Dynamic profiling of biophysical markers for the classification of early-stage breast cancer characteristics

Abstract

Heterogeneity in cancer is the major obstacle for precision medicine and has become a critical issue in the field of cancer diagnosis. Many attempts were made to disentangle the complexity by molecular classification. However, multi-dimensional information from dynamic responses of cancer poses fundamental limitations on biomolecular marker-based conventional approaches. Cellular biophysical markers, such as cell morphology and motility, which reflect the cell's physiological state, can be used to track the temporal behavior of cancer cells conveniently. Here, we first present a hybrid learning-based platform that extracts cell morphology in a time-dependent manner using a deep convolutional neural network to incorporate multivariate data. Feature selection from more than 200 morphological features is conducted, which filters out less significant variables to enhance interpretation. Our platform then performs unsupervised clustering to unveil dynamic behavior patterns hidden from a high-dimensional dataset.
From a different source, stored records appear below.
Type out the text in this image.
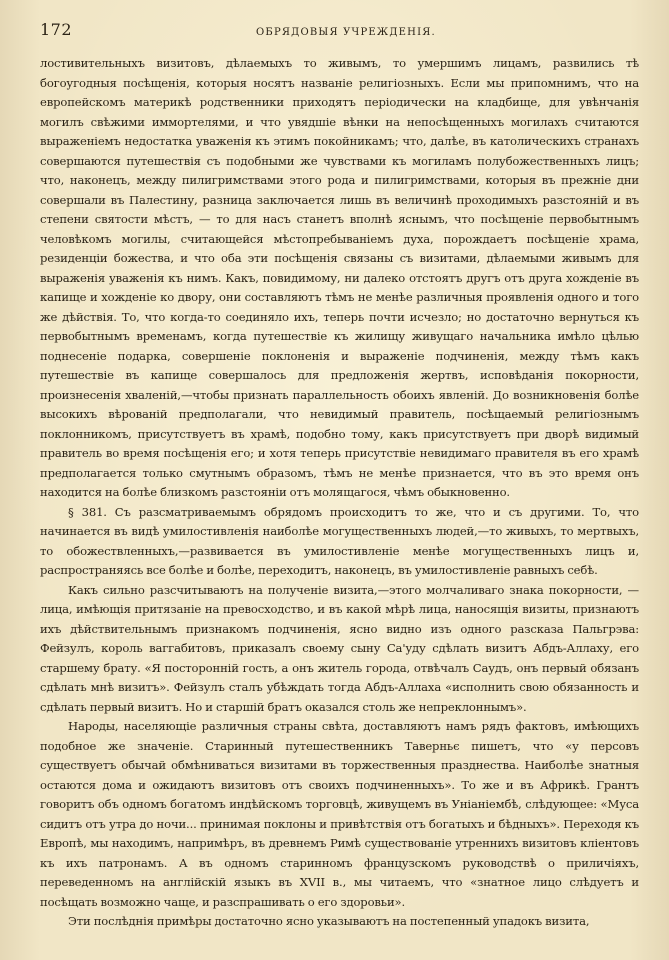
172	ОБРЯДОВЫЯ УЧРЕЖДЕНІЯ.

лостивительныхъ визитовъ, дѣлаемыхъ то живымъ, то умершимъ лицамъ, развились тѣ богоугодныя посѣщенія, которыя носятъ названіе религіозныхъ. Если мы припомнимъ, что на европейскомъ материкѣ родственники приходятъ періодически на кладбище, для увѣнчанія могилъ свѣжими иммортелями, и что увядшіе вѣнки на непосѣщенныхъ могилахъ считаются выраженіемъ недостатка уваженія къ этимъ покойникамъ; что, далѣе, въ католическихъ странахъ совершаются путешествія съ подобными же чувствами къ могиламъ полубожественныхъ лицъ; что, наконецъ, между пилигримствами этого рода и пилигримствами, которыя въ прежніе дни совершали въ Палестину, разница заключается лишь въ величинѣ проходимыхъ разстояній и въ степени святости мѣстъ, — то для насъ станетъ вполнѣ яснымъ, что посѣщеніе первобытнымъ человѣкомъ могилы, считающейся мѣстопребываніемъ духа, порождаетъ посѣщеніе храма, резиденціи божества, и что оба эти посѣщенія связаны съ визитами, дѣлаемыми живымъ для выраженія уваженія къ нимъ. Какъ, повидимому, ни далеко отстоятъ другъ отъ друга хожденіе въ капище и хожденіе ко двору, они составляютъ тѣмъ не менѣе различныя проявленія одного и того же дѣйствія. То, что когда-то соединяло ихъ, теперь почти исчезло; но достаточно вернуться къ первобытнымъ временамъ, когда путешествіе къ жилищу живущаго начальника имѣло цѣлью поднесеніе подарка, совершеніе поклоненія и выраженіе подчиненія, между тѣмъ какъ путешествіе въ капище совершалось для предложенія жертвъ, исповѣданія покорности, произнесенія хваленій,—чтобы признать параллельность обоихъ явленій. До возникновенія болѣе высокихъ вѣрованій предполагали, что невидимый правитель, посѣщаемый религіознымъ поклонникомъ, присутствуетъ въ храмѣ, подобно тому, какъ присутствуетъ при дворѣ видимый правитель во время посѣщенія его; и хотя теперь присутствіе невидимаго правителя въ его храмѣ предполагается только смутнымъ образомъ, тѣмъ не менѣе признается, что въ это время онъ находится на болѣе близкомъ разстояніи отъ молящагося, чѣмъ обыкновенно.

§ 381. Съ разсматриваемымъ обрядомъ происходитъ то же, что и съ другими. То, что начинается въ видѣ умилостивленія наиболѣе могущественныхъ людей,—то живыхъ, то мертвыхъ, то обожествленныхъ,—развивается въ умилостивленіе менѣе могущественныхъ лицъ и, распространяясь все болѣе и болѣе, переходитъ, наконецъ, въ умилостивленіе равныхъ себѣ.

Какъ сильно разсчитываютъ на полученіе визита,—этого молчаливаго знака покорности, — лица, имѣющія притязаніе на превосходство, и въ какой мѣрѣ лица, наносящія визиты, признаютъ ихъ дѣйствительнымъ признакомъ подчиненія, ясно видно изъ одного разсказа Пальгрэва: Фейзулъ, король ваггабитовъ, приказалъ своему сыну Са'уду сдѣлать визитъ Абдъ-Аллаху, его старшему брату. «Я посторонній гость, а онъ житель города, отвѣчалъ Саудъ, онъ первый обязанъ сдѣлать мнѣ визитъ». Фейзулъ сталъ убѣждать тогда Абдъ-Аллаха «исполнить свою обязанность и сдѣлать первый визитъ. Но и старшій братъ оказался столь же непреклоннымъ».

Народы, населяющіе различныя страны свѣта, доставляютъ намъ рядъ фактовъ, имѣющихъ подобное же значеніе. Старинный путешественникъ Таверньє пишетъ, что «у персовъ существуетъ обычай обмѣниваться визитами въ торжественныя празднества. Наиболѣе знатныя остаются дома и ожидаютъ визитовъ отъ своихъ подчиненныхъ». То же и въ Африкѣ. Грантъ говоритъ объ одномъ богатомъ индѣйскомъ торговцѣ, живущемъ въ Уніаніембѣ, слѣдующее: «Муса сидитъ отъ утра до ночи... принимая поклоны и привѣтствія отъ богатыхъ и бѣдныхъ». Переходя къ Европѣ, мы находимъ, напримѣръ, въ древнемъ Римѣ существованіе утреннихъ визитовъ кліентовъ къ ихъ патронамъ. А въ одномъ старинномъ французскомъ руководствѣ о приличіяхъ, переведенномъ на англійскій языкъ въ XVII в., мы читаемъ, что «знатное лицо слѣдуетъ и посѣщать возможно чаще, и разспрашивать о его здоровьи».

Эти послѣднія примѣры достаточно ясно указываютъ на постепенный упадокъ визита,
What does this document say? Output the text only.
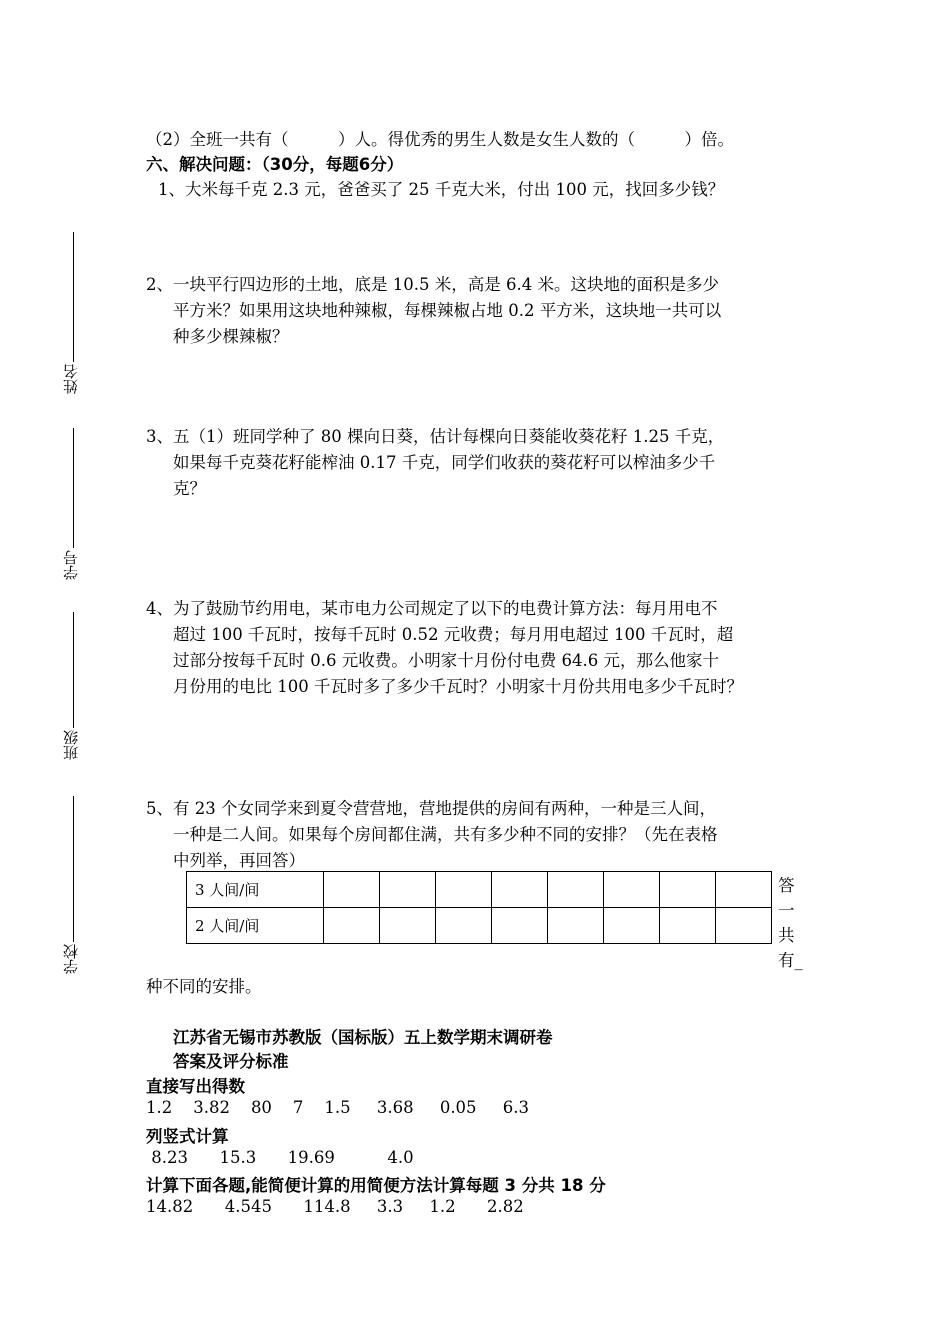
姓名
学号
班级
学校
（2）全班一共有（　　　）人。得优秀的男生人数是女生人数的（　　　）倍。
六、解决问题：（30分，每题6分）
1、大米每千克 2.3 元，爸爸买了 25 千克大米，付出 100 元，找回多少钱？
2、一块平行四边形的土地，底是 10.5 米，高是 6.4 米。这块地的面积是多少
平方米？如果用这块地种辣椒，每棵辣椒占地 0.2 平方米，这块地一共可以
种多少棵辣椒？
3、五（1）班同学种了 80 棵向日葵，估计每棵向日葵能收葵花籽 1.25 千克，
如果每千克葵花籽能榨油 0.17 千克，同学们收获的葵花籽可以榨油多少千
克？
4、为了鼓励节约用电，某市电力公司规定了以下的电费计算方法：每月用电不
超过 100 千瓦时，按每千瓦时 0.52 元收费；每月用电超过 100 千瓦时，超
过部分按每千瓦时 0.6 元收费。小明家十月份付电费 64.6 元，那么他家十
月份用的电比 100 千瓦时多了多少千瓦时？小明家十月份共用电多少千瓦时？
5、有 23 个女同学来到夏令营营地，营地提供的房间有两种，一种是三人间，
一种是二人间。如果每个房间都住满，共有多少种不同的安排？（先在表格
中列举，再回答）
3 人间/间								
2 人间/间								
答
一
共
有_
种不同的安排。
江苏省无锡市苏教版（国标版）五上数学期末调研卷
答案及评分标准
直接写出得数
1.2    3.82    80    7    1.5     3.68     0.05     6.3
列竖式计算
8.23      15.3      19.69          4.0
计算下面各题,能简便计算的用简便方法计算每题 3 分共 18 分
14.82      4.545      114.8     3.3     1.2      2.82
As a result, incorporating temporal information by the morphodynamic clusters classified motile subtype in single-cell level and discovered that morphodynamics and motility are highly correlated. From this finding, we invented a novel marker that couples morphodynamics and motility, which was even successful at identifying multi-cellular migratory subtypes based on two modes of collective migration. This biophysical marker-based profiling strategy by hybrid learning allowed the comprehensive understanding of the physiological state of cancer cells while enabling the simplification of the complex non-linear migratory behavior of cancer.